So as you'll see from the code below, I'm scraping some info with Scrapy. Everything works fine, I'm just not happy the way the scraped data is stored. With the current code, I get results as a column of 'X' and a column of 'Y' side by side (which is fine), but the results for 'U' show up as a row as it is run from a 2nd loop. So what I would like, is to have the scraped data in three columns side by side: X / Y / U. Can anyone help with this? Thanks in advance!
def parse(self, response):
U = []
for l in response.css('div.property-info-wrapper'):
yield {
'X': l.css('span.info-price::text').extract_first(),
'Y': l.css('li::text').extract_first(),
}
for i in response.selector.xpath('//div[@class="property-info-location ellipsis-element-control"]/text()').extract():
U.append(i)
yield {'U':U}
You can use itertools.zip_longest
to zip both results together and yield them based on their Truth value *.

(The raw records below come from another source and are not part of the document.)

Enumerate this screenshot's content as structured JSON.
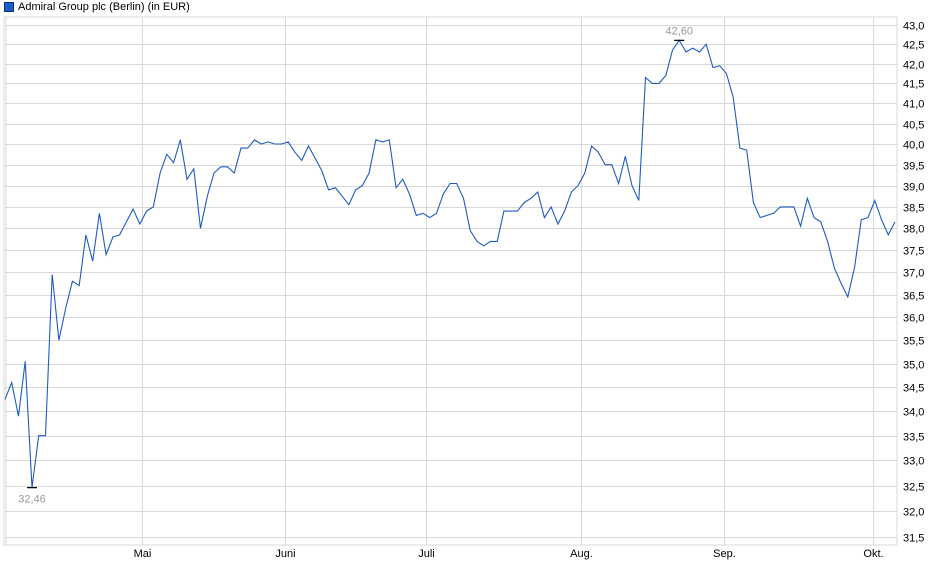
{
  "chart_data": {
    "type": "line",
    "title": "Admiral Group plc (Berlin) (in EUR)",
    "series": [
      {
        "name": "Admiral Group plc (Berlin) (in EUR)",
        "color": "#1f5bc4",
        "values": [
          34.25,
          34.6,
          33.9,
          35.05,
          32.46,
          33.5,
          33.5,
          36.95,
          35.5,
          36.2,
          36.8,
          36.7,
          37.85,
          37.25,
          38.35,
          37.4,
          37.8,
          37.85,
          38.15,
          38.45,
          38.1,
          38.4,
          38.5,
          39.3,
          39.75,
          39.55,
          40.1,
          39.15,
          39.4,
          38.0,
          38.75,
          39.3,
          39.45,
          39.45,
          39.3,
          39.9,
          39.9,
          40.1,
          40.0,
          40.05,
          40.0,
          40.0,
          40.05,
          39.8,
          39.6,
          39.95,
          39.65,
          39.35,
          38.9,
          38.95,
          38.75,
          38.55,
          38.9,
          39.0,
          39.3,
          40.1,
          40.05,
          40.1,
          38.95,
          39.15,
          38.8,
          38.3,
          38.35,
          38.25,
          38.35,
          38.8,
          39.05,
          39.05,
          38.7,
          37.95,
          37.7,
          37.6,
          37.7,
          37.7,
          38.4,
          38.4,
          38.4,
          38.6,
          38.7,
          38.85,
          38.25,
          38.5,
          38.1,
          38.4,
          38.85,
          39.0,
          39.3,
          39.95,
          39.8,
          39.5,
          39.5,
          39.05,
          39.7,
          39.0,
          38.65,
          41.65,
          41.5,
          41.5,
          41.7,
          42.35,
          42.6,
          42.3,
          42.4,
          42.3,
          42.5,
          41.9,
          41.95,
          41.75,
          41.15,
          39.9,
          39.85,
          38.6,
          38.25,
          38.3,
          38.35,
          38.5,
          38.5,
          38.5,
          38.05,
          38.7,
          38.25,
          38.15,
          37.7,
          37.1,
          36.75,
          36.45,
          37.1,
          38.2,
          38.25,
          38.65,
          38.2,
          37.85,
          38.15
        ]
      }
    ],
    "x_ticks": [
      {
        "label": "Mai",
        "index": 20.3
      },
      {
        "label": "Juni",
        "index": 41.5
      },
      {
        "label": "Juli",
        "index": 62.5
      },
      {
        "label": "Aug.",
        "index": 85.5
      },
      {
        "label": "Sep.",
        "index": 106.6
      },
      {
        "label": "Okt.",
        "index": 128.8
      }
    ],
    "y_ticks": [
      "43,0",
      "42,5",
      "42,0",
      "41,5",
      "41,0",
      "40,5",
      "40,0",
      "39,5",
      "39,0",
      "38,5",
      "38,0",
      "37,5",
      "37,0",
      "36,5",
      "36,0",
      "35,5",
      "35,0",
      "34,5",
      "34,0",
      "33,5",
      "33,0",
      "32,5",
      "32,0",
      "31,5"
    ],
    "ylim": [
      31.5,
      43.0
    ],
    "y_scale": "log",
    "grid": true,
    "legend": "top-left",
    "annotations": [
      {
        "label": "42,60",
        "index": 100,
        "value": 42.6,
        "kind": "max"
      },
      {
        "label": "32,46",
        "index": 4,
        "value": 32.46,
        "kind": "min"
      }
    ],
    "grid_color": "#d9d9d9",
    "annotation_color": "#999999"
  }
}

from itertools import zip_longest
def parse(self, response):
locations = response.selector.xpath('//div[@class="property-info-location ellipsis-element-control"]/text()').extract()
css = response.css('div.property-info-wrapper')
for loc, c in zip_longest(css, locations):
if loc:
yield {
'X': loc.css('span.info-price::text').extract_first(),
'Y': loc.css('li::text').extract_first(),
}
if c:
yield {'U': c} # since spider needs to return dict
* itertools.zip_longest(*iterables, fillvalue=None): Make an iterator that aggregates elements from each of the iterables. If the iterables are of uneven length, missing values are filled-in with fillvalue. Iteration continues until the longest iterable is exhausted.